Terence Jeffers-Harris

No. 13
- Position: Wide receiver

Personal information
- Born: June 24, 1988 (age 38) San Diego, California, U.S.
- Listed height: 6 ft 2 in (1.88 m)
- Listed weight: 216 lb (98 kg)

Career information
- University: Vanderbilt

Career history
- 2010–2011: Winnipeg Blue Bombers
- 2011: Hamilton Tiger-Cats
- 2012: Saskatchewan Roughriders
- 2013: Calgary Stampeders
- 2015: BC Lions
- Stats at CFL.ca

= Terence Jeffers-Harris =

American gridiron football player (born 1988)

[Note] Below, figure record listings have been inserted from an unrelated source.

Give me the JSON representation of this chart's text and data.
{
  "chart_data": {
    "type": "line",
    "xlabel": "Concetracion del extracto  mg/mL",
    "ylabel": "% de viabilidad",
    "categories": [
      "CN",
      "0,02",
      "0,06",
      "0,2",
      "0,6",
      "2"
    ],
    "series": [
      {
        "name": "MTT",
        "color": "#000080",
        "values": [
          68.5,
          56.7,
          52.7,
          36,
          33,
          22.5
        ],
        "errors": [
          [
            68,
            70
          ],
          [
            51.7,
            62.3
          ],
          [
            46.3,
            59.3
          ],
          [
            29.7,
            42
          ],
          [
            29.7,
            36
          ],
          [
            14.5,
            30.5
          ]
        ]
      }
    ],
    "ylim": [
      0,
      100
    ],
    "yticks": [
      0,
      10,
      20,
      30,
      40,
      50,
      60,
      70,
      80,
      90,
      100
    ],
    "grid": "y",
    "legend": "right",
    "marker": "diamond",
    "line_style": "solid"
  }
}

Terence Jeffers-Harris (born June 24, 1988) is a former professional Canadian football wide receiver.

==College career==
He played college football at the University of Connecticut, and Vanderbilt University.

==CFL career==
He was signed by the Winnipeg Blue Bombers as a free agent on April 16, 2010. After he was released by the Bombers on November 17, 2011, he was quickly signed by the Tiger-Cats on November 18, 2011 to the team's practice roster. Jeffers-Harris was then signed by the Saskatchewan Roughriders on July 17, 2012. He signed with the Calgary Stampeders on February 5, 2013. He was released on June 16, 2013. On June 20, 2015, he was signed by the BC Lions, joining their practice roster.